Поездка в Бонн началась для меня неприятностью.

Двухместное купе в вагоне "Москва - Париж", где мне надлежало ехать, было превращено в багажное.

Три кофра, швейная машина, чемоданы, баулы, тюки занимали все купе, высились до уровня верхней полки.

Свободным оставался уголок у оконного столика, куда и втиснулась неопределенного возраста женщина с маленьким лицом, похожая на мышь. Остренький подбородочек, острые ушки, острый нос и очень мало жиденьких волос, как хвостик.

Владелица багажа повернула голову, хвостик шевельнулся и скрылся, и я увидел еще остренькие глазки.

Лицо ее было выразительно. Оно выражало готовность дать отпор. Она не испытывала неловкости, а значит, винить ее не имело смысла. Надо было искать пути к мирному сосуществованию, ибо ехать в этом купе предстояло тридцать шесть часов, а места не было, хотя, согласно купленному билету, нижняя полка принадлежала мне. Я робко, может быть, даже несколько заискивающе, поздоровался.

Это был мой просчет. Увидев, что противник сдался без боя, она ответила не сразу, возможно, прикидывая, нет ли здесь подвоха, или соображая, как вести себя дальше. Ее ответ звучал не "драсте", хотя именно это слово она произнесла, а нечто вроде снисходительного; "То-то же, смотри у меня!"

Поскольку и это я снес, она потеряла ко мне интерес и отвернулась к окну.

Я пошел к проводнику просить место в другом купе.

Вежливый, предупредительный, он с досадой развел руками:

- Я уж и связываться с ней не хочу. В прошлом году ездила вот так же, а теперь опять... Во время войны вышла замуж в лагерях за полицая, а потом обосновались в Бельгии. Он боится сюда нос показать, а она ездит к своим и его родственникам, скарб перетаскивает, чтоб ничего не осталось... Подождите немного, пересажу вас, одно местечко есть.

В соседнем купе ехала Оля, девушка лет девятнадцати, монтер с какого-то завода. Она волновалась и нервничала, убедительно доказывая, как спокойно себя чувствует, ибо волноваться ей абсолютно не из-за чего и о нем она даже думать не хочет. Правда, парень он положительный, ударник коммунистического труда, но гордый. Перед самым призывом в армию они и поссорились из-за его гордости. Так и уехал, не попрощавшись. А потом прислал ребятам письмо. Оказывается, где-то в пригороде Берлина служит. Вместе с Лёней с их же завода. Написал - через полгода в отпуск приедет, хочет проверить, как там без него живут.
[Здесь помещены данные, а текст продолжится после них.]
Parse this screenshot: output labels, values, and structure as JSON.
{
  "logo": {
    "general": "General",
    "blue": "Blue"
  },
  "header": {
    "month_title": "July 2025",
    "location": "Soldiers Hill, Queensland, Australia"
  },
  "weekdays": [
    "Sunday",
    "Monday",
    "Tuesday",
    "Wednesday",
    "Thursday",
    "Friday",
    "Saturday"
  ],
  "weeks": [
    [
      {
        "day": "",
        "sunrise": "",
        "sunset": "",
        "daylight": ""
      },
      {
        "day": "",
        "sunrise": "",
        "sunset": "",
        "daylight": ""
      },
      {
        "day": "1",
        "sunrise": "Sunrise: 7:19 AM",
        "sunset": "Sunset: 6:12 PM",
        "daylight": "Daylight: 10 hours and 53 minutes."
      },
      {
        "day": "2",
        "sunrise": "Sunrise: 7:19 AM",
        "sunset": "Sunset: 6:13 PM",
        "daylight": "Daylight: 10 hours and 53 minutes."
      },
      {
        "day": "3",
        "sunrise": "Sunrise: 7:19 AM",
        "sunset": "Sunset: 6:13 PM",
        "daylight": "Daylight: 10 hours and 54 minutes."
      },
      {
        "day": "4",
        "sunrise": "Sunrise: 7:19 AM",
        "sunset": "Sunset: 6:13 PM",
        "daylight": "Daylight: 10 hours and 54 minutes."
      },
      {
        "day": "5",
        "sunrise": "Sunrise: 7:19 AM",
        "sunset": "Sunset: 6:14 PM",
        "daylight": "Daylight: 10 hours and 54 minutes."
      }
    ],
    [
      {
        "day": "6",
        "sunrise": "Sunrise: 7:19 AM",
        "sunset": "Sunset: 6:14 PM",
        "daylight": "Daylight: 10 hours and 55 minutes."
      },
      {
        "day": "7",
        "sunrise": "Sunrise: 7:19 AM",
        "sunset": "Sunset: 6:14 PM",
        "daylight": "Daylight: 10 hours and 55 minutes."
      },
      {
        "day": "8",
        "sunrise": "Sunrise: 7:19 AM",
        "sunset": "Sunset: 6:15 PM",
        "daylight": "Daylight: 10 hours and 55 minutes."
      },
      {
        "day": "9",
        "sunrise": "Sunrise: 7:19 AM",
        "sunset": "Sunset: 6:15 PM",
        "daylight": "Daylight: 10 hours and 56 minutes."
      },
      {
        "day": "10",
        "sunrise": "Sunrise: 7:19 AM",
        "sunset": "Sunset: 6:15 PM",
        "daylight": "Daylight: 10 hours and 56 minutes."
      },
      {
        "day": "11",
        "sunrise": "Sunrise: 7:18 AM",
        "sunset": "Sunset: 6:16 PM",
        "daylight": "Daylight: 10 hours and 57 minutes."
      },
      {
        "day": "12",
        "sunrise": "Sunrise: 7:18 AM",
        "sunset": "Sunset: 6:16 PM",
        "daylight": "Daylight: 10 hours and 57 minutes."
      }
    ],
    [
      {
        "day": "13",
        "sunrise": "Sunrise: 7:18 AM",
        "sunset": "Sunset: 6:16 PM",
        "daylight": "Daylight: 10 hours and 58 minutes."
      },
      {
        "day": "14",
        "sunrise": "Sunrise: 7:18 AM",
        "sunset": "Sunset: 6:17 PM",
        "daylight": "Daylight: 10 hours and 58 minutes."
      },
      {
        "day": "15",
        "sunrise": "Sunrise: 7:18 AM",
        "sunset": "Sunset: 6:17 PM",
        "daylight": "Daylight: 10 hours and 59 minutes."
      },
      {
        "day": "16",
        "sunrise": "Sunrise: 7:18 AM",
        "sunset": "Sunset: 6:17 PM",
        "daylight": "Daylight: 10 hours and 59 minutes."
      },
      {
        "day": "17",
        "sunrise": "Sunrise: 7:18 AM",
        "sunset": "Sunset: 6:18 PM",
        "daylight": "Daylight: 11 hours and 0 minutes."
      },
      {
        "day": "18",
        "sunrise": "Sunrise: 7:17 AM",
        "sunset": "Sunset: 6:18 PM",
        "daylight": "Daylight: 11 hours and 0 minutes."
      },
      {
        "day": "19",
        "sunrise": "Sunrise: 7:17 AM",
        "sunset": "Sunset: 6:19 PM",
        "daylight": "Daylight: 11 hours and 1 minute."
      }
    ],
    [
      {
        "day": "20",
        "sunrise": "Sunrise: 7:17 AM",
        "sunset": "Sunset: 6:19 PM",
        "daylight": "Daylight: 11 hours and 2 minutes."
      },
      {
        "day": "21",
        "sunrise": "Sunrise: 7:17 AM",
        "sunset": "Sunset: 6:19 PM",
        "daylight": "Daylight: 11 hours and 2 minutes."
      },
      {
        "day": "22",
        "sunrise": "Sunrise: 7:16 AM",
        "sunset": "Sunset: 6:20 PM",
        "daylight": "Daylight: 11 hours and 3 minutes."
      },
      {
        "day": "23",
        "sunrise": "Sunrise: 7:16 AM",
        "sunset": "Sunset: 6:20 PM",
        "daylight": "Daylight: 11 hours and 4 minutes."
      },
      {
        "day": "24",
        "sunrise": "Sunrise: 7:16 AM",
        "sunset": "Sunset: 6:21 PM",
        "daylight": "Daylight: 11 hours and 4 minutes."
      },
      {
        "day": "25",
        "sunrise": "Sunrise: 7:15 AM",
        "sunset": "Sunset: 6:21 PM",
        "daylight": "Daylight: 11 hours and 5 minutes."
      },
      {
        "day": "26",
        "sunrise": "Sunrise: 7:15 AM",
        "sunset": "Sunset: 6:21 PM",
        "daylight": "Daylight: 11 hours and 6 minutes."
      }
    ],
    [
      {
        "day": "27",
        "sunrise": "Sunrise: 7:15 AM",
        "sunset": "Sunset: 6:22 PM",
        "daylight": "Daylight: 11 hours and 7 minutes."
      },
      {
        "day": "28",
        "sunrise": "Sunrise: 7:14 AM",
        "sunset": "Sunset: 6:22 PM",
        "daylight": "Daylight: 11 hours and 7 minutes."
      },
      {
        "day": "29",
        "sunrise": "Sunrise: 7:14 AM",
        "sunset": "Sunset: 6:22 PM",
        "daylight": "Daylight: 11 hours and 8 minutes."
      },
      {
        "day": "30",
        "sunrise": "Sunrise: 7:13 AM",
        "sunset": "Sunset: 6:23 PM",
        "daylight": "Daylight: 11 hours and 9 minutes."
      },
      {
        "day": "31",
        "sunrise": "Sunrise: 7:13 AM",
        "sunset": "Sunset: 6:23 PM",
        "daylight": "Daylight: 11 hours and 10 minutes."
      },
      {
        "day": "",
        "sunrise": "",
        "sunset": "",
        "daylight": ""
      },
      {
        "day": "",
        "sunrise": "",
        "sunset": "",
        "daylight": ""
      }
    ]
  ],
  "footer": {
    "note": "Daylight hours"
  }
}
Она и не думала ему писать. Раз он свой характер выказывает, и она не будет унижаться. Послала письмо Лёне. Просто так, без значения. Интересно же знать, как живут за границей. Вот и просила сообщить ей об этом. О себе для приличия написала. Много работает, а вечерами учится, даже в кино некогда ходить. А если и ходит, то только с девочками.

Это Лёне написала. О нем и не спросила. Чего это ради она должна унижаться первой. Лёня ответил, и про него написал, его все уважают, и он - отличник боевой и политической подготовки... Это и так ясно, он и на заводе таким был. Но надо же, привета и то не передал. И армия его от гордости не перевоспитала.

Ей было интересно, как там живут в Германии, и она стала собирать деньги на туристскую путевку. А то все ездят, а она еще ни разу нигде не была. Путевку дали со скидкой, но все равно деньги большие, и на них можно было много всего купить... Зато с Берлином ознакомится, где водружали Знамя Победы над рейхстагом, все достопримечательные места, музеи или что там у них еще есть посмотрит. Пригороды, наверное, красивые...

Брестский вокзал с обеих сторон обтекают пути. По одну сторону от него расстояние между рельсами, как к по всей нашей стране- 1524 миллиметра, а по другую- 1440. Здесь нам стоять около двух часов. Поезд загонят в парк, поднимут вагоны домкратами и заменят тележки. Потом состав подадут на другую сторону вокзала. Следующая остановка уже на чужой земле.

Пока готовился поезд, мы ездили смотреть Брестскую крепость. Когда вернулись, увидели на перроне мою бывшую соседку по купе со всеми ее вещами.



Рядом стоял человек в форме таможенника. Проводник радостно говорил:

- Вот стерва, барахло свое для видимости возила, золото у нее нашли. В тряпках оказалось...

- А у меня ничего не проверяли, - с сожалением сказала Оля.

- Да ни у кого не проверяли, - заметил стоявший рядом. - Они знают, где искать.

- И что же теперь с ней будет?

- А ничего не будет, - улыбнулся проводник. - Золото отберут, и пусть везет свое барахло в свою Бельгию...

Перед Берлином я подошел к Оле, стоявшей в коридоре у окна.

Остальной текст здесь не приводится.